The report begins by recounting the story of Monica Loera, a trans woman who was shot and killed at her home in Austin, Texas in late January, and it ends with the story of Noony Norwood, who was shot and killed in Richmond, Virginia earlier this month. Of this year's 21 victims, the report found 96 percent were people of color and 85 percent were trans women.
"When homophobia, racism, sexism, and transphobia are combined, it can have fatal or deadly consequences.
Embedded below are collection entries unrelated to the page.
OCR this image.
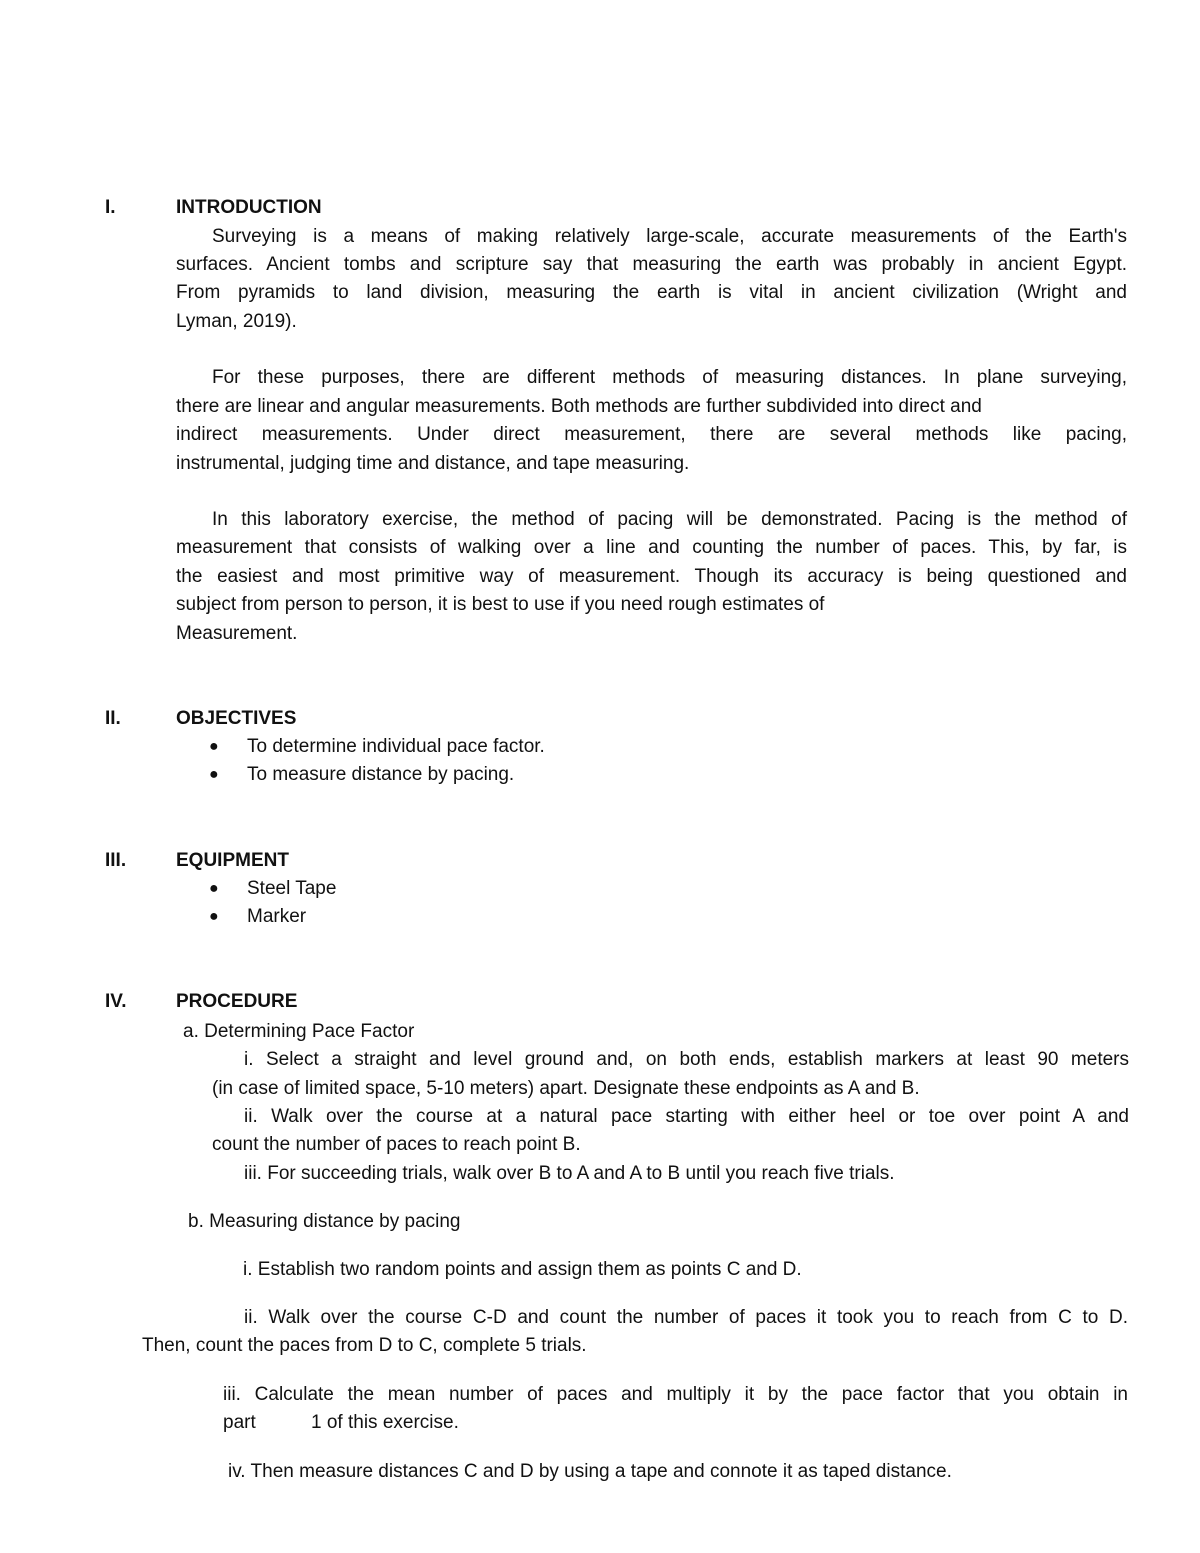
I.	INTRODUCTION
Surveying is a means of making relatively large-scale, accurate measurements of the Earth's
surfaces. Ancient tombs and scripture say that measuring the earth was probably in ancient Egypt.
From pyramids to land division, measuring the earth is vital in ancient civilization (Wright and
Lyman, 2019).
For these purposes, there are different methods of measuring distances. In plane surveying,
there are linear and angular measurements. Both methods are further subdivided into direct and
indirect measurements. Under direct measurement, there are several methods like pacing,
instrumental, judging time and distance, and tape measuring.
In this laboratory exercise, the method of pacing will be demonstrated. Pacing is the method of
measurement that consists of walking over a line and counting the number of paces. This, by far, is
the easiest and most primitive way of measurement. Though its accuracy is being questioned and
subject from person to person, it is best to use if you need rough estimates of
Measurement.
II.	OBJECTIVES
● To determine individual pace factor.
● To measure distance by pacing.
III.	EQUIPMENT
● Steel Tape
● Marker
IV.	PROCEDURE
a. Determining Pace Factor
i. Select a straight and level ground and, on both ends, establish markers at least 90 meters
(in case of limited space, 5-10 meters) apart. Designate these endpoints as A and B.
ii. Walk over the course at a natural pace starting with either heel or toe over point A and
count the number of paces to reach point B.
iii. For succeeding trials, walk over B to A and A to B until you reach five trials.
b. Measuring distance by pacing
i. Establish two random points and assign them as points C and D.
ii. Walk over the course C-D and count the number of paces it took you to reach from C to D.
Then, count the paces from D to C, complete 5 trials.
iii. Calculate the mean number of paces and multiply it by the pace factor that you obtain in
part	1 of this exercise.
iv. Then measure distances C and D by using a tape and connote it as taped distance.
Because of all of the different prejudices that trans women of color can face with their intersecting identities, it has often put them at the crosshairs of hate," Sarah McBride, National Press Secretary for HRC, told NBC OUT.
While the report notes there were at least 21 murders of transgender people this year, McBride told NBC OUT the number could possibly be higher -- and she said accurate data regarding anti-LGBTQ hate crimes is needed in order to fight back against this type of violence.
"Reports of fatal violence against transgender people are routinely silenced, made invisible, underreported and undercounted," said HRC President Chad Griffin and TPOCC Director Kylar W. Broadus in a joint statement included in the report.
The Matthew Shepard and James Byrd Act requires the FBI to track data related to gender-based hate crimes, and the "Matter of Life and Death" and report calls for local law enforcement leaders to "make data reporting a priority" and "make certain that all crimes where there is evidence of prejudice are reported to the Federal Bureau of Investigation."
"We have to continue to push against anti-LGBTQ stigma and prejudice. Making sure the data is more accurate so we can get a picture is a tangible step. We also need law enforcement to be trained and respectful of transgender people," McBride told NBC OUT.
"Pushing against stigma and prejudice means passing comprehensive anti-discrimination laws that protect LGBTQ people from prejudice in employment, housing, public accommodations and federal programs. A lot of people facing violence are those who have faced discrimination in other aspects, those who have been pushed out of their homes and are forced onto the streets. It requires all of us to demand change and to not tolerate hate, and we must push policymakers to fight that same fight," McBride added."